Prevailing hypoxemia and hypoglycemia in near-term fetuses with placental insufficiency-induced intrauterine growth restriction (IUGR) chronically increases norepinephrine concentrations, which lowers adrenergic sensitivity and lipid mobilization postnatally, indicating a predisposition for adiposity. To determine adrenergic-induced responses, we examined the perirenal adipose tissue transcriptome from IUGR fetuses with or without hypercatecholaminemia. IUGR was induced in sheep with maternal hyperthermia, and hypercatecholaminemia in IUGR was prevented with bilateral adrenal demedullation. Adipose tissue was collected from sham-operated control (CON) and IUGR fetuses and adrenal-demedullated control (CAD) and IUGR (IAD) fetuses. Norepinephrine concentrations were lower in IAD fetuses than in IUGR fetuses despite both being hypoxemic and hypoglycemic. In IUGR fetuses perirenal adipose tissue mass relative to body mass was greater compared to CON, CAD and IAD groups.
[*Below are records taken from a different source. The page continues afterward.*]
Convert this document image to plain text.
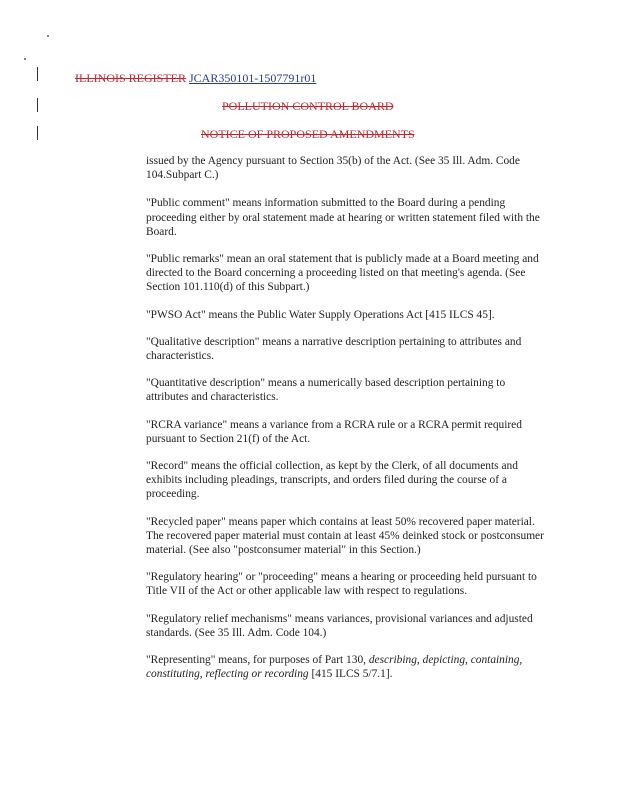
ILLINOIS REGISTER JCAR350101-1507791r01
POLLUTION CONTROL BOARD
NOTICE OF PROPOSED AMENDMENTS

issued by the Agency pursuant to Section 35(b) of the Act. (See 35 Ill. Adm. Code 104.Subpart C.)

"Public comment" means information submitted to the Board during a pending proceeding either by oral statement made at hearing or written statement filed with the Board.

"Public remarks" mean an oral statement that is publicly made at a Board meeting and directed to the Board concerning a proceeding listed on that meeting's agenda. (See Section 101.110(d) of this Subpart.)

"PWSO Act" means the Public Water Supply Operations Act [415 ILCS 45].

"Qualitative description" means a narrative description pertaining to attributes and characteristics.

"Quantitative description" means a numerically based description pertaining to attributes and characteristics.

"RCRA variance" means a variance from a RCRA rule or a RCRA permit required pursuant to Section 21(f) of the Act.

"Record" means the official collection, as kept by the Clerk, of all documents and exhibits including pleadings, transcripts, and orders filed during the course of a proceeding.

"Recycled paper" means paper which contains at least 50% recovered paper material. The recovered paper material must contain at least 45% deinked stock or postconsumer material. (See also "postconsumer material" in this Section.)

"Regulatory hearing" or "proceeding" means a hearing or proceeding held pursuant to Title VII of the Act or other applicable law with respect to regulations.

"Regulatory relief mechanisms" means variances, provisional variances and adjusted standards. (See 35 Ill. Adm. Code 104.)

"Representing" means, for purposes of Part 130, describing, depicting, containing, constituting, reflecting or recording [415 ILCS 5/7.1].
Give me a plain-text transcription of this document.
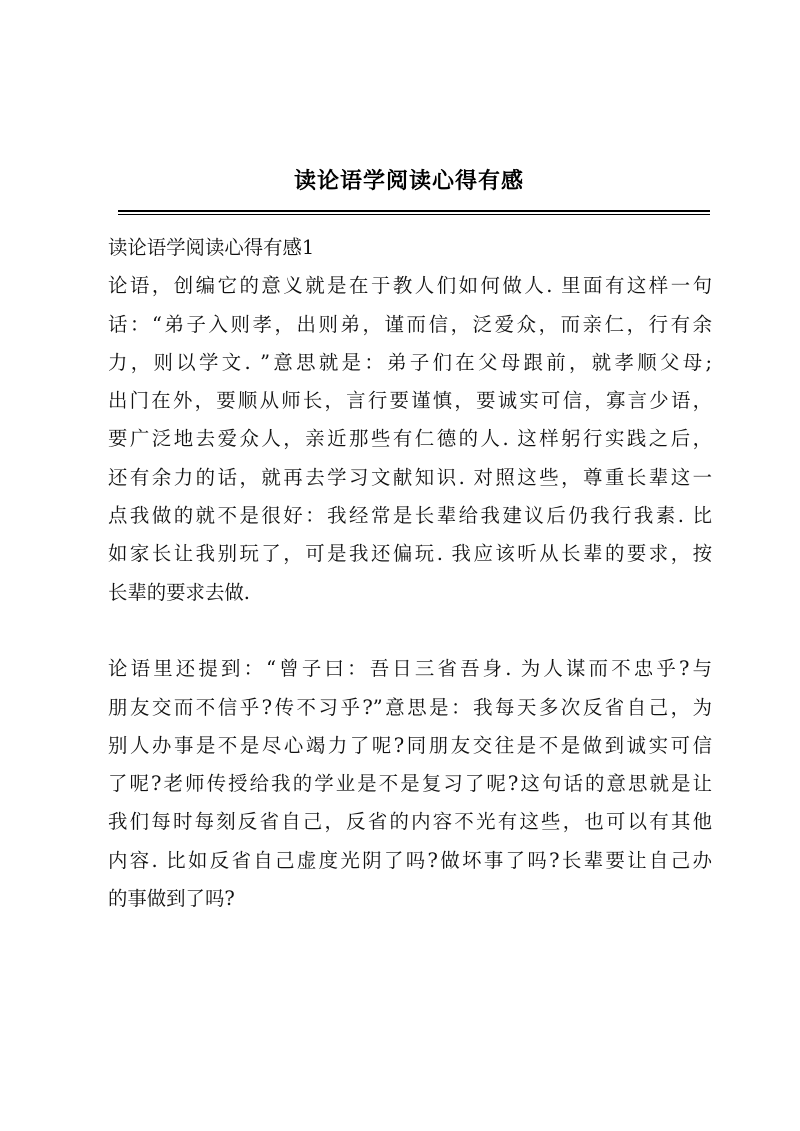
读论语学阅读心得有感
读论语学阅读心得有感1
论语，创编它的意义就是在于教人们如何做人. 里面有这样一句
话：“弟子入则孝，出则弟，谨而信，泛爱众，而亲仁，行有余
力，则以学文. ”意思就是：弟子们在父母跟前，就孝顺父母;
出门在外，要顺从师长，言行要谨慎，要诚实可信，寡言少语，
要广泛地去爱众人，亲近那些有仁德的人. 这样躬行实践之后，
还有余力的话，就再去学习文献知识. 对照这些，尊重长辈这一
点我做的就不是很好：我经常是长辈给我建议后仍我行我素. 比
如家长让我别玩了，可是我还偏玩. 我应该听从长辈的要求，按
长辈的要求去做.
论语里还提到：“曾子曰：吾日三省吾身. 为人谋而不忠乎?与
朋友交而不信乎?传不习乎?”意思是：我每天多次反省自己，为
别人办事是不是尽心竭力了呢?同朋友交往是不是做到诚实可信
了呢?老师传授给我的学业是不是复习了呢?这句话的意思就是让
我们每时每刻反省自己，反省的内容不光有这些，也可以有其他
内容. 比如反省自己虚度光阴了吗?做坏事了吗?长辈要让自己办
的事做到了吗?
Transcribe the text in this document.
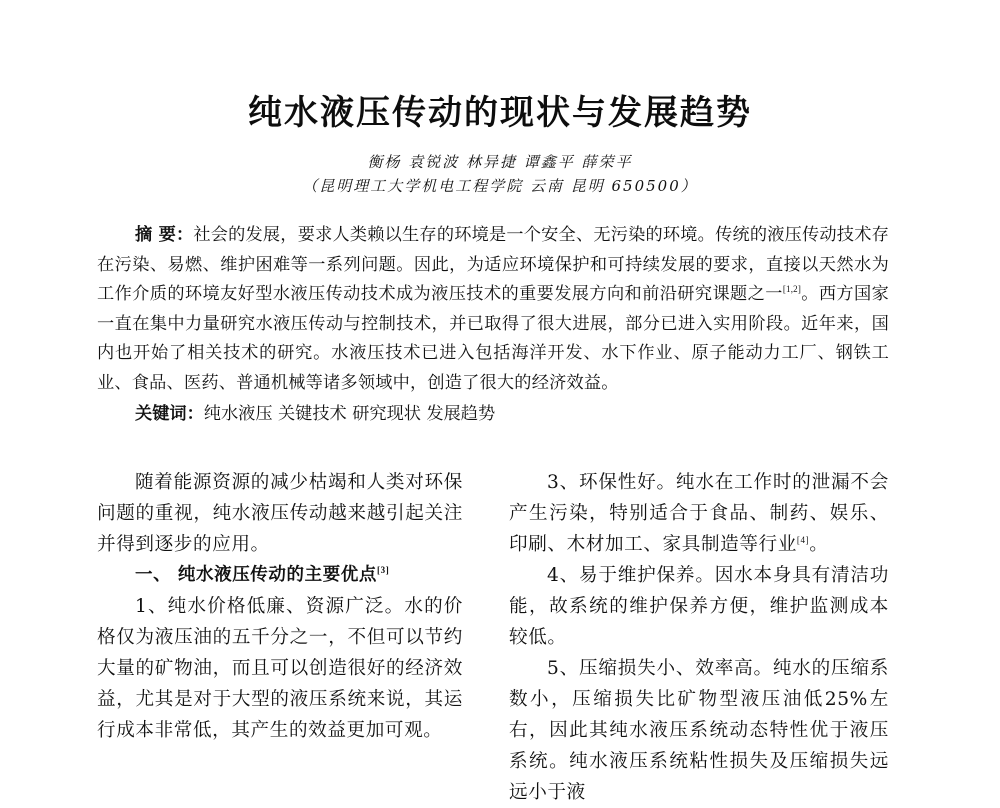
纯水液压传动的现状与发展趋势
衡杨 袁锐波 林异捷 谭鑫平 薛荣平
（昆明理工大学机电工程学院 云南 昆明 650500）
摘 要：社会的发展，要求人类赖以生存的环境是一个安全、无污染的环境。传统的液压传动技术存在污染、易燃、维护困难等一系列问题。因此，为适应环境保护和可持续发展的要求，直接以天然水为工作介质的环境友好型水液压传动技术成为液压技术的重要发展方向和前沿研究课题之一[1,2]。西方国家一直在集中力量研究水液压传动与控制技术，并已取得了很大进展，部分已进入实用阶段。近年来，国内也开始了相关技术的研究。水液压技术已进入包括海洋开发、水下作业、原子能动力工厂、钢铁工业、食品、医药、普通机械等诸多领域中，创造了很大的经济效益。
关键词：纯水液压 关键技术 研究现状 发展趋势

随着能源资源的减少枯竭和人类对环保问题的重视，纯水液压传动越来越引起关注并得到逐步的应用。

一、 纯水液压传动的主要优点[3]

1、纯水价格低廉、资源广泛。水的价格仅为液压油的五千分之一，不但可以节约大量的矿物油，而且可以创造很好的经济效益，尤其是对于大型的液压系统来说，其运行成本非常低，其产生的效益更加可观。

3、环保性好。纯水在工作时的泄漏不会产生污染，特别适合于食品、制药、娱乐、印刷、木材加工、家具制造等行业[4]。

4、易于维护保养。因水本身具有清洁功能，故系统的维护保养方便，维护监测成本较低。

5、压缩损失小、效率高。纯水的压缩系数小，压缩损失比矿物型液压油低25%左右，因此其纯水液压系统动态特性优于液压系统。纯水液压系统粘性损失及压缩损失远远小于液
Transcriptomic analysis identified 581 differentially expressed genes (DEGs) in CON versus IUGR adipose tissue, and 193 DEGs in IUGR versus IAD adipose tissue. Integrated functional analysis of these two comparisons showed enrichment for PPAR signaling and metabolic pathways and identified adrenergic responsive genes. Within the adrenergic-regulated DEGs, we identified transcripts that regulate adipocyte proliferation and differentiation: adipogenesis regulatory factor (ADIRF), C/CCAAT/enhancer binding protein α, and sterol carrier protein 2. DEGs associated with the metabolic pathway included pyruvate dehydrogenase kinase 4 (PDK4), 6-phosphofructo-2-kinase/fructose-2,6-biphosphatase 4, insulin-like growth factor binding proteins (IGFBP-5 and IGFBP-7). Sex-specific expression differences were also found for ADIRF, PDK4, IGFBP5 and IGFBP7. These findings indicate that sustained adrenergic stimulation during IUGR leads to adipocyte hyperplasia with alterations in metabolism, proliferation and preadipocyte differentiation pathways.